New Relic lets you set up automated user management (AUM), which allows you to import, update, and deactivate your New Relic users from an identity provider, like Azure AD, Okta, or OneLogin.
Before reading the benefits of automated user management, we recommend reading Get started with SAML SSO and SCIM.
Benefits of enabling automated user management include:
- Time and cost efficiency: When you make changes in your identity provider, such as creating, updating, and removing users, these changes are automatically reflected in New Relic. By being able to manage a large set of users from your identity provider, it reduces the workload of your admins who'd otherwise need to do a significant amount of work in New Relic to accomplish the same thing.

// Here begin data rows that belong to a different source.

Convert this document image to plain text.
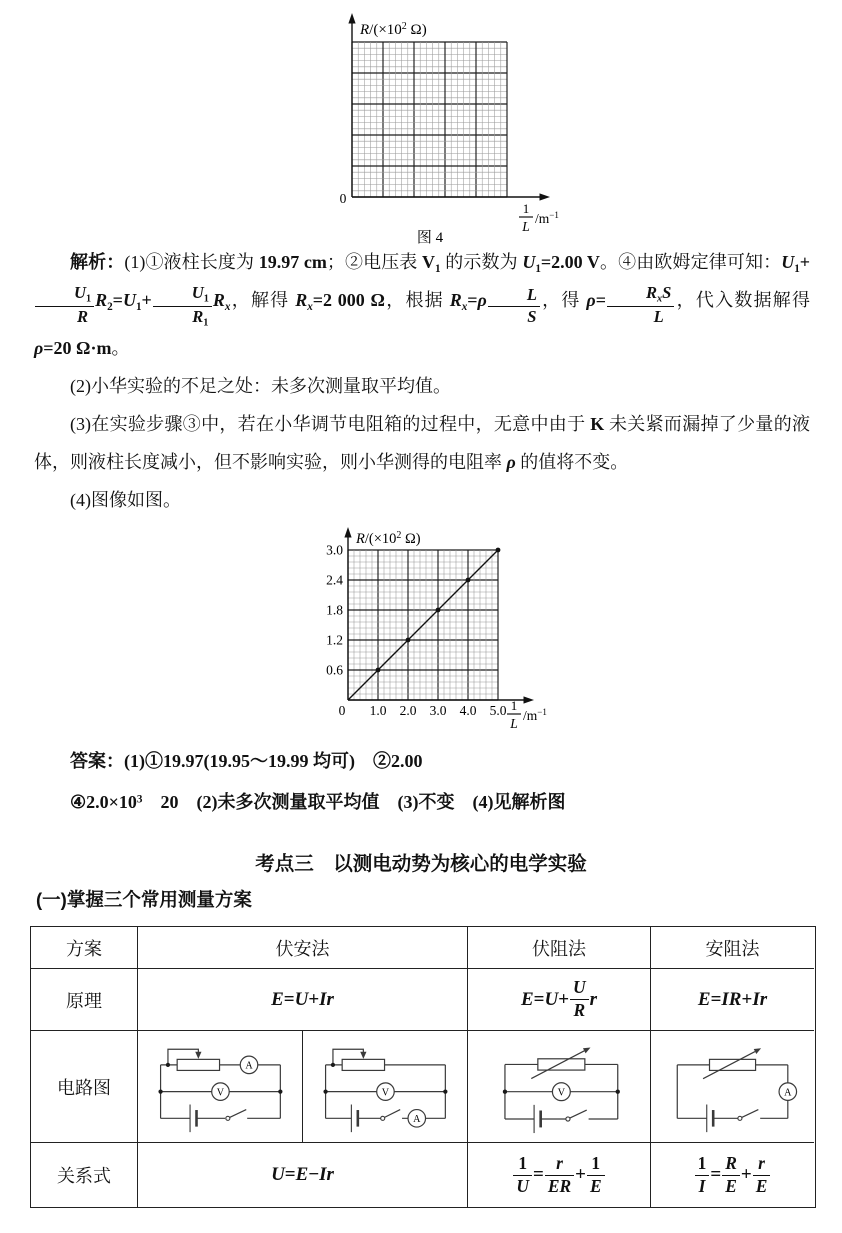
$R/(\times 10^2$ Ω)
0
1
L
$/m^{-1}$
图 4

解析：(1)①液柱长度为 19.97 cm；②电压表 $V_1$ 的示数为 $U_1=2.00$ V。④由欧姆定律可知：$U_1+$
$\frac{U_1}{R} R_2=U_1+ \frac{U_1}{R_1} R_x$，解得 $R_x=2$ 000 Ω，根据 $R_x=\rho \frac{L}{S}$ ，得 $\rho= \frac{R_xS}{L}$ ，代入数据解得 ρ=20 Ω·m。

(2)小华实验的不足之处：未多次测量取平均值。

(3)在实验步骤③中，若在小华调节电阻箱的过程中，无意中由于 K 未关紧而漏掉了少量的液体，则液柱长度减小，但不影响实验，则小华测得的电阻率 ρ 的值将不变。

(4)图像如图。

$R/(\times 10^2$ Ω)
0.6
1.2
1.8
2.4
3.0
0 1.0 2.0 3.0 4.0 5.0 1
L
$/m^{-1}$

答案：(1)①19.97(19.95～19.99 均可)　②2.00

$④2.0\times 10^3$　20　(2)未多次测量取平均值　(3)不变　(4)见解析图

考点三　以测电动势为核心的电学实验
(一)掌握三个常用测量方案
方案	伏安法	伏阻法	安阻法
原理	E = U + Ir	$E = U + \frac{U}{R}$ r	E = IR + Ir
电路图
A
V
A
V	V	A
关系式	U = E − Ir	$\frac{1}{U} = \frac{r}{ER} + \frac{1}{E}$	$\frac{1}{I} = \frac{R}{E} + \frac{r}{E}$
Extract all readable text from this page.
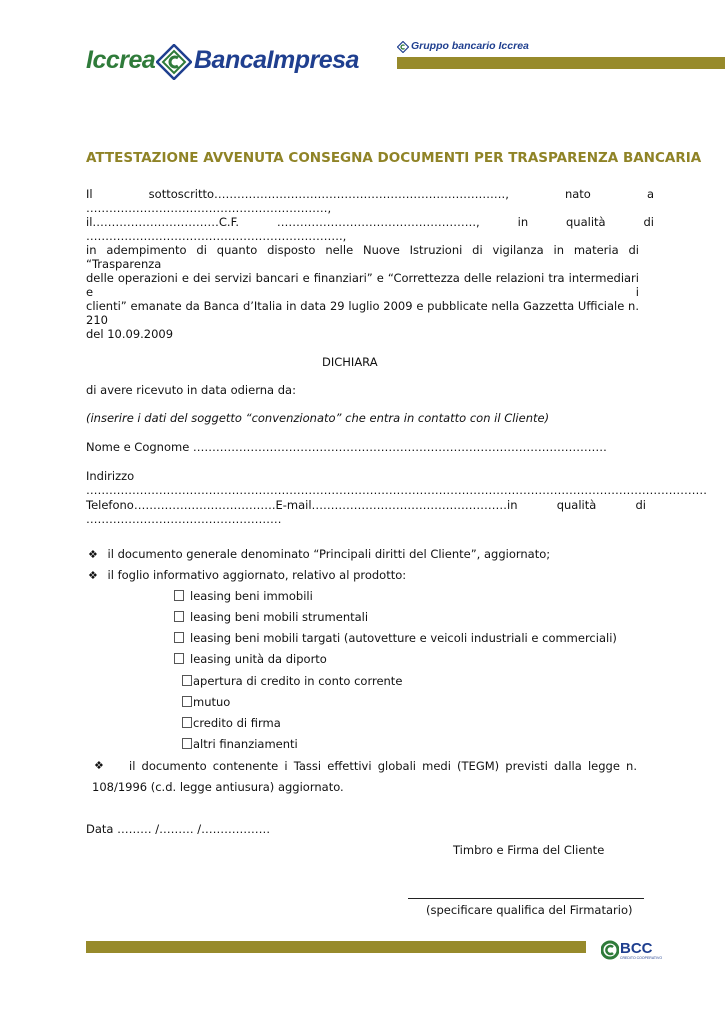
Iccrea BancaImpresa	Gruppo bancario Iccrea
ATTESTAZIONE AVVENUTA CONSEGNA DOCUMENTI PER TRASPARENZA BANCARIA
Il sottoscritto…………………………………………………………………., nato a ………………………………………………………,
il……………………………C.F. ……………………………………………., in qualità di ………………………………………………………….,
in adempimento di quanto disposto nelle Nuove Istruzioni di vigilanza in materia di “Trasparenza
delle operazioni e dei servizi bancari e finanziari” e “Correttezza delle relazioni tra intermediari e i
clienti” emanate da Banca d’Italia in data 29 luglio 2009 e pubblicate nella Gazzetta Ufficiale n. 210
del 10.09.2009
DICHIARA
di avere ricevuto in data odierna da:
(inserire i dati del soggetto “convenzionato” che entra in contatto con il Cliente)
Nome e Cognome ………………………………………………………………………………………………
Indirizzo ………………………………………………………………………………………………………………………………………………
Telefono……………………………….E-mail……………………………………………in qualità di ……………………………………………
❖ il documento generale denominato “Principali diritti del Cliente”, aggiornato;
❖ il foglio informativo aggiornato, relativo al prodotto:
leasing beni immobili
leasing beni mobili strumentali
leasing beni mobili targati (autovetture e veicoli industriali e commerciali)
leasing unità da diporto
apertura di credito in conto corrente
mutuo
credito di firma
altri finanziamenti
❖ il documento contenente i Tassi effettivi globali medi (TEGM) previsti dalla legge n.
108/1996 (c.d. legge antiusura) aggiornato.
Data ……… /……… /………………
Timbro e Firma del Cliente
(specificare qualifica del Firmatario)
BCC
CREDITO COOPERATIVO
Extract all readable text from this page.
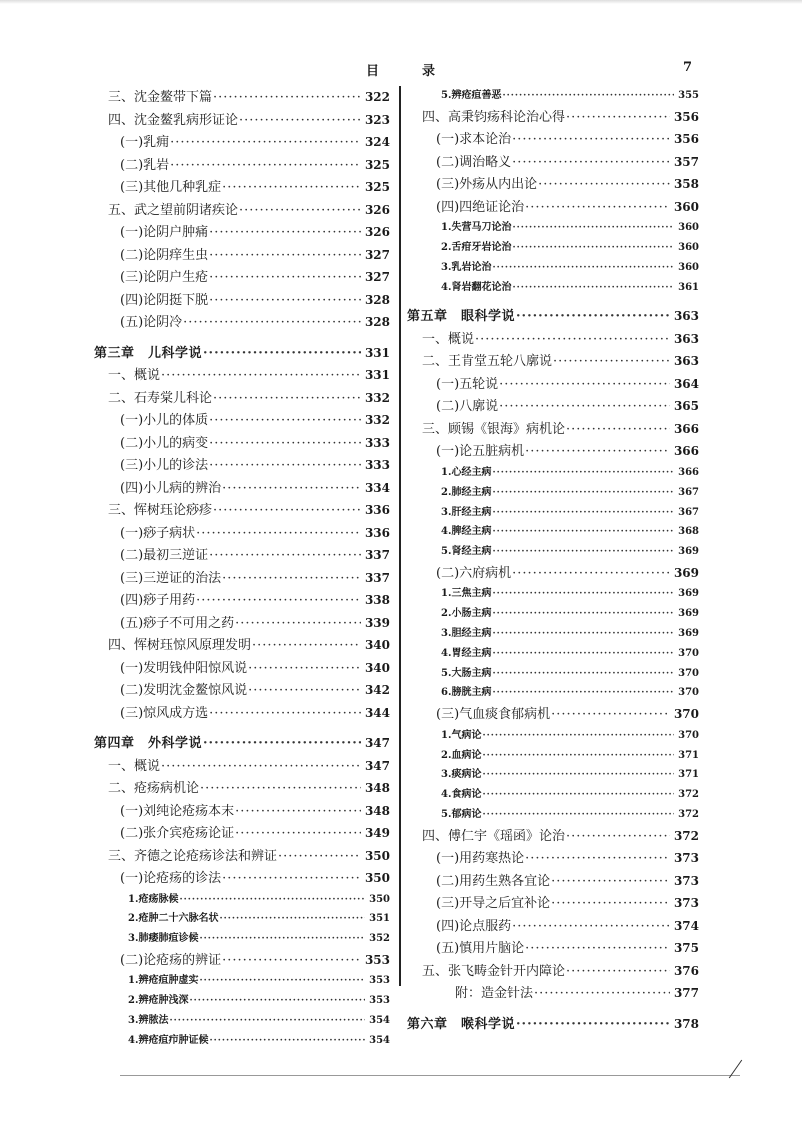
目	录	7
三、沈金鳌带下篇 ·····	322
四、沈金鳌乳病形证论 ·····	323
(一)乳痈 ·····	324
(二)乳岩 ·····	325
(三)其他几种乳症 ·····	325
五、武之望前阴诸疾论 ·····	326
(一)论阴户肿痛 ·····	326
(二)论阴痒生虫 ·····	327
(三)论阴户生疮 ·····	327
(四)论阴挺下脱 ·····	328
(五)论阴冷 ·····	328
第三章　儿科学说 ·····	331
一、概说 ·····	331
二、石寿棠儿科论 ·····	332
(一)小儿的体质 ·····	332
(二)小儿的病变 ·····	333
(三)小儿的诊法 ·····	333
(四)小儿病的辨治 ·····	334
三、恽树珏论痧疹 ·····	336
(一)痧子病状 ·····	336
(二)最初三逆证 ·····	337
(三)三逆证的治法 ·····	337
(四)痧子用药 ·····	338
(五)痧子不可用之药 ·····	339
四、恽树珏惊风原理发明 ·····	340
(一)发明钱仲阳惊风说 ·····	340
(二)发明沈金鳌惊风说 ·····	342
(三)惊风成方选 ·····	344
第四章　外科学说 ·····	347
一、概说 ·····	347
二、疮疡病机论 ·····	348
(一)刘纯论疮疡本末 ·····	348
(二)张介宾疮疡论证 ·····	349
三、齐德之论疮疡诊法和辨证 ·····	350
(一)论疮疡的诊法 ·····	350
1.疮疡脉候 ·····	350
2.疮肿二十六脉名状 ·····	351
3.肺痿肺疽诊候 ·····	352
(二)论疮疡的辨证 ·····	353
1.辨疮疽肿虚实 ·····	353
2.辨疮肿浅深 ·····	353
3.辨脓法 ·····	354
4.辨疮疽疖肿证候 ·····	354
5.辨疮疽善恶 ·····	355
四、高秉钧疡科论治心得 ·····	356
(一)求本论治 ·····	356
(二)调治略义 ·····	357
(三)外疡从内出论 ·····	358
(四)四绝证论治 ·····	360
1.失营马刀论治 ·····	360
2.舌疳牙岩论治 ·····	360
3.乳岩论治 ·····	360
4.肾岩翻花论治 ·····	361
第五章　眼科学说 ·····	363
一、概说 ·····	363
二、王肯堂五轮八廓说 ·····	363
(一)五轮说 ·····	364
(二)八廓说 ·····	365
三、顾锡《银海》病机论 ·····	366
(一)论五脏病机 ·····	366
1.心经主病 ·····	366
2.肺经主病 ·····	367
3.肝经主病 ·····	367
4.脾经主病 ·····	368
5.肾经主病 ·····	369
(二)六府病机 ·····	369
1.三焦主病 ·····	369
2.小肠主病 ·····	369
3.胆经主病 ·····	369
4.胃经主病 ·····	370
5.大肠主病 ·····	370
6.膀胱主病 ·····	370
(三)气血痰食郁病机 ·····	370
1.气病论 ·····	370
2.血病论 ·····	371
3.痰病论 ·····	371
4.食病论 ·····	372
5.郁病论 ·····	372
四、傅仁宇《瑶函》论治 ·····	372
(一)用药寒热论 ·····	373
(二)用药生熟各宜论 ·····	373
(三)开导之后宜补论 ·····	373
(四)论点服药 ·····	374
(五)慎用片脑论 ·····	375
五、张飞畴金针开内障论 ·····	376
附：造金针法 ·····	377
第六章　喉科学说 ·····	378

- Increased productivity: By having a more automatic way to set up users and groups, they're enabled and ready to use New Relic more quickly.
- Enhanced security: SCIM is an industry standard protocol for maintaining groups of users.
- Use of this feature requires SAML SSO, so once your users are added to New Relic, they can log in using your identity provider.
- Popular identity providers Azure AD, Okta, and OneLogin have dedicated New Relic apps, improving ease of enablement.
Requirements and recommendations:
- Requires Pro or Enterprise edition.
- Supports SAML 2.0 standard for single sign on (SSO).
- Supports SCIM 2.0 standard.
- User model-related requirements:
- This feature requires you to be on our New Relic One user model and creates users on that model. If you're on our original user model (or otherwise can't implement this feature), talk to your New Relic account representative.
- Configuration requires that a user have the Authentication domain manager and the Organization manager role (users in the default group Admin have these).
- There are three identity providers that have a New Relic app: Azure AD, Okta, and OneLogin. For other identity providers, you can use our SCIM API.
- Before enabling this, it helps to first set up user groups in your identity provider service and think about which New Relic roles and accounts those groups will have access to.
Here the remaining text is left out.